In my experience, those who use a lot of correlated factors are overfitters, and this makes their back tests look great, their out-of-sample tests horrible. His 1996 paper argues for 3% monthly excess returns. His current model implies a similar level of outperformance (40% between the top and bottom decile, annualized). Fama and French's recent study of mutual funds finds out of thousands, the top outperformers were in the 5% annualized range, so proposing your long picks outperform the market by 25% is bat-shiat crazy talk. That is transparently overfit, like internet spam advertising 50%+ returns. It's a shame, because he does not need to overfit the data to make his basic point, but he overfits nonetheless, and overfitting is one of those predilections that few economists are immune to.
The Haugen and Baker JFE paper suggested that it was easy to make money. How have Haugen and Baker done since 1996? Baker spent some time at GMO and at Putnam, but I don't think he was a real money maker at either firm. Haugen milked the academic-practitioner circuit for a short while but his ideas never really caught on. Neither Haugen or Baker had the ability to extract fees from investors that Fama and French have had.
Haugen and Baker in a way support Malkiel's idea of market efficiency.
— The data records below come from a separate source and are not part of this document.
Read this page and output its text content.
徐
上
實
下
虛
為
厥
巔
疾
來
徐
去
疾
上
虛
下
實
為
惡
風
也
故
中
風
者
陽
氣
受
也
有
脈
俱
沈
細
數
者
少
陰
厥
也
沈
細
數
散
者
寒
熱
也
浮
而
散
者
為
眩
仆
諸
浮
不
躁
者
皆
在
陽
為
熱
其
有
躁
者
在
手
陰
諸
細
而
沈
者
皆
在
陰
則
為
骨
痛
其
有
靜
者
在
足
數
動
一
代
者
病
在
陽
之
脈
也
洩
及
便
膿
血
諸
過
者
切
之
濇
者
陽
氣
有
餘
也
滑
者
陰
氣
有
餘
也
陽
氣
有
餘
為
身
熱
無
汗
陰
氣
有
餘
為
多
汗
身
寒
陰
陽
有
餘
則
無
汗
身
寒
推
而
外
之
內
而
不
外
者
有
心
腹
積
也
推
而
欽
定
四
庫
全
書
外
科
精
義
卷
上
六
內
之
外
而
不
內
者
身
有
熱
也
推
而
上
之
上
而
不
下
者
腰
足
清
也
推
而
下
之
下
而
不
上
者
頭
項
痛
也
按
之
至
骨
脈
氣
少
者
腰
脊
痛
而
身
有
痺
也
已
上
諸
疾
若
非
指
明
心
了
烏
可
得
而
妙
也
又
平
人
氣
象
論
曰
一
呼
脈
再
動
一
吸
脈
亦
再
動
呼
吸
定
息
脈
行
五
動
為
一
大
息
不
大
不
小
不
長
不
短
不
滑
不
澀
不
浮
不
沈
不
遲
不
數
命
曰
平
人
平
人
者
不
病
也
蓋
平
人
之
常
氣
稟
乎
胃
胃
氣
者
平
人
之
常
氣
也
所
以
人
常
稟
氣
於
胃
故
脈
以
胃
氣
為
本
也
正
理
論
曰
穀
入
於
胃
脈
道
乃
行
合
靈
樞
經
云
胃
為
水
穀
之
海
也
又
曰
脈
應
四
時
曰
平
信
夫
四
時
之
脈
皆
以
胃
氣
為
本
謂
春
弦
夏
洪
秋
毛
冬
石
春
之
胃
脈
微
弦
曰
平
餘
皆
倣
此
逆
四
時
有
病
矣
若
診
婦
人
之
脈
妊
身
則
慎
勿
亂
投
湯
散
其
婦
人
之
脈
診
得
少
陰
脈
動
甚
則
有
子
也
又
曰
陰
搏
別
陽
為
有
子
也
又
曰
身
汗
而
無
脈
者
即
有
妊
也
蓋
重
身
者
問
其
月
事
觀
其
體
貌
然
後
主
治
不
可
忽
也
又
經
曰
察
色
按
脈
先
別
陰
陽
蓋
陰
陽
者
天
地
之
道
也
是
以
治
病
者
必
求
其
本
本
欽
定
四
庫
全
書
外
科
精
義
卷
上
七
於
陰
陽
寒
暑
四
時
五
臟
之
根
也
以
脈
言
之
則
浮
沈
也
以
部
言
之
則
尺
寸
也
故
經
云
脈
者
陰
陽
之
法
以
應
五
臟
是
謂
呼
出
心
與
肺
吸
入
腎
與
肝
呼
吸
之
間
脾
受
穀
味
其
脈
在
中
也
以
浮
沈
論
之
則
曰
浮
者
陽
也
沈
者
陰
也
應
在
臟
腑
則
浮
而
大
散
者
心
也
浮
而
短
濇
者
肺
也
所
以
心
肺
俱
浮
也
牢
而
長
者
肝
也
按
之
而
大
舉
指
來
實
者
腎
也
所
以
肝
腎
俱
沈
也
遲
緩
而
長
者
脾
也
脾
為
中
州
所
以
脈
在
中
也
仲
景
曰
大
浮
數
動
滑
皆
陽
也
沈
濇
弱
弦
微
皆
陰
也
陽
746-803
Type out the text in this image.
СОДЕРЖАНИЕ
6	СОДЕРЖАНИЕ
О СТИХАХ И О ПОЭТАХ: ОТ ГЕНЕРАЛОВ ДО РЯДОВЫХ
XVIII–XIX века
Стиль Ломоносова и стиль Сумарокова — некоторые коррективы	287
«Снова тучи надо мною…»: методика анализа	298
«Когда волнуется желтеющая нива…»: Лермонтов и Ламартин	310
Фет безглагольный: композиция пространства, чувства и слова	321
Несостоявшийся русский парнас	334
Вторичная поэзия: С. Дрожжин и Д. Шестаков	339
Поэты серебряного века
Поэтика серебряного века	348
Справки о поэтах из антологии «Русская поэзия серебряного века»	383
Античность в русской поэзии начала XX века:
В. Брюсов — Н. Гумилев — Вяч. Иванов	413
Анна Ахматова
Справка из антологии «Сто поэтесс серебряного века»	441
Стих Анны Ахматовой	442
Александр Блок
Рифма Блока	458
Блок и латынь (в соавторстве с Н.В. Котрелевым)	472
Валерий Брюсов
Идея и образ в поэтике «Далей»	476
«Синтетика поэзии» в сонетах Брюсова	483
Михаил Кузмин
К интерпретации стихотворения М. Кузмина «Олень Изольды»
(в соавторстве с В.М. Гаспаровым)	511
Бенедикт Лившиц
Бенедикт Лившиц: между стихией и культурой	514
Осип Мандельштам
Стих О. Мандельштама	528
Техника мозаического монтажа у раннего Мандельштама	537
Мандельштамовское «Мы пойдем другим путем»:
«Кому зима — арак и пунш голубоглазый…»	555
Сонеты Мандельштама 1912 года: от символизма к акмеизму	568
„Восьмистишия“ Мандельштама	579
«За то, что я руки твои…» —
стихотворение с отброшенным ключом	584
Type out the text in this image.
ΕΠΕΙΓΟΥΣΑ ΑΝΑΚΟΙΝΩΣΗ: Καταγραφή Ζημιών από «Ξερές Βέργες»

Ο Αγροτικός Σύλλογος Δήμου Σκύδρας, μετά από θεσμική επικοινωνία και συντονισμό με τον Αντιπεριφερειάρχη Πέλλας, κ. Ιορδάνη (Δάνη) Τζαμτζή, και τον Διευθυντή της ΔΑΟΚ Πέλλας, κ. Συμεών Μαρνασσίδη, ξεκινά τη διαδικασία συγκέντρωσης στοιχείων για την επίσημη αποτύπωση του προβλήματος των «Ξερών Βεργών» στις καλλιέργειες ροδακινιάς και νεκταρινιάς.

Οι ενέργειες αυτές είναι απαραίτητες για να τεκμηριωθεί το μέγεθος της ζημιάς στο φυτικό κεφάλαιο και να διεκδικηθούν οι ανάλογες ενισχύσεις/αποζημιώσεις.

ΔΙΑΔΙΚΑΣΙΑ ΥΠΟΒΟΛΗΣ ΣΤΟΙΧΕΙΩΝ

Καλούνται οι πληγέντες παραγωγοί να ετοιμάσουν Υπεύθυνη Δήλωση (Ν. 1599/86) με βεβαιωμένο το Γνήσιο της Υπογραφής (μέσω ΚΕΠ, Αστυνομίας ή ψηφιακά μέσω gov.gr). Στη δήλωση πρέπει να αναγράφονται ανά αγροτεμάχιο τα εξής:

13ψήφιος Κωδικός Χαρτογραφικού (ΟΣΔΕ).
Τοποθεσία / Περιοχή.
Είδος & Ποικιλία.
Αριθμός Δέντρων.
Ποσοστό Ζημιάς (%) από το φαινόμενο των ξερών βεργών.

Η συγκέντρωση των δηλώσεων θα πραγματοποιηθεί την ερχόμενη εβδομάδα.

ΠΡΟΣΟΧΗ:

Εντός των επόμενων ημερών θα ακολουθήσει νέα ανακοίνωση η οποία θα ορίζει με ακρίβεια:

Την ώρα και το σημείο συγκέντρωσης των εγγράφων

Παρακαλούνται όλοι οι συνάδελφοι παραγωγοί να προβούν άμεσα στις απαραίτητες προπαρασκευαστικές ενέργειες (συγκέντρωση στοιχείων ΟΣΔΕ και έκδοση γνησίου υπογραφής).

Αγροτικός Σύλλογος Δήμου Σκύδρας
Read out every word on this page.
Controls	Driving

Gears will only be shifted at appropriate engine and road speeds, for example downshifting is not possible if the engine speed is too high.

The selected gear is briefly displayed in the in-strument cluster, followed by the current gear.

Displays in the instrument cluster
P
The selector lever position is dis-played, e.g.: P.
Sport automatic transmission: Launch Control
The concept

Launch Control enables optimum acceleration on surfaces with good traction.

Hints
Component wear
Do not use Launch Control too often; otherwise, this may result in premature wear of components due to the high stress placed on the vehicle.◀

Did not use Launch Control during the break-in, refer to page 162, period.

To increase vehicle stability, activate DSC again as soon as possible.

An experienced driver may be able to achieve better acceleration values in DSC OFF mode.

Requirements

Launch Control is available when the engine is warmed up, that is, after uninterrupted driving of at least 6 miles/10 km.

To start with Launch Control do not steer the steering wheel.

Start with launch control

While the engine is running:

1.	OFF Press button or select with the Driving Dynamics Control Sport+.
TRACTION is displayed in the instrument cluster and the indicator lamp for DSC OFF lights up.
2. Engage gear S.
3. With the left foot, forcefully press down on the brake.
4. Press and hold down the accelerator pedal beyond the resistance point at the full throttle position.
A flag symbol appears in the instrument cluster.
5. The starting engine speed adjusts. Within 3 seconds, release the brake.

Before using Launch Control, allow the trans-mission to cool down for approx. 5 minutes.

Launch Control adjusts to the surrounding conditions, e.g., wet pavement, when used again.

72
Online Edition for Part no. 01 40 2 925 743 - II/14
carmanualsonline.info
Don't focus on hard to define definitions of "efficiency", rather focus on whether someone actually extracts "alpha" (whatever that happens to be)...Where is the Haugen and Baker "alpha"....
Dear Anonymous: your first question (what has been the performance of the factors in the 1996 JFE paper of H&B since then) is interesting and important. But your second point, to only look at the P&L someone made, is a bit too simple. The person who first comes up with an idea is not always the one who makes the most money from it; and some people can make good contributions without the incentive of money (professors, for instance). The same with technical inventions by the way; how much money did the Wright brothers make.
"But those stocks with the highest covariation with volatility changes are those same crappy stocks with the lowest overall return."
This is actually not empirically true. See the paper by Andrew Ang.
Are you saying Ang implies that low volatility stocks rise (relatively) when volatility in aggregate increases?
No. Volatility factor explains part of the low returns on high idio vol stocks but not fully.
However, stocks that rise when aggregate volatility increases have low returns (consistent with a hedging story). That's why the above statement is not empirically true.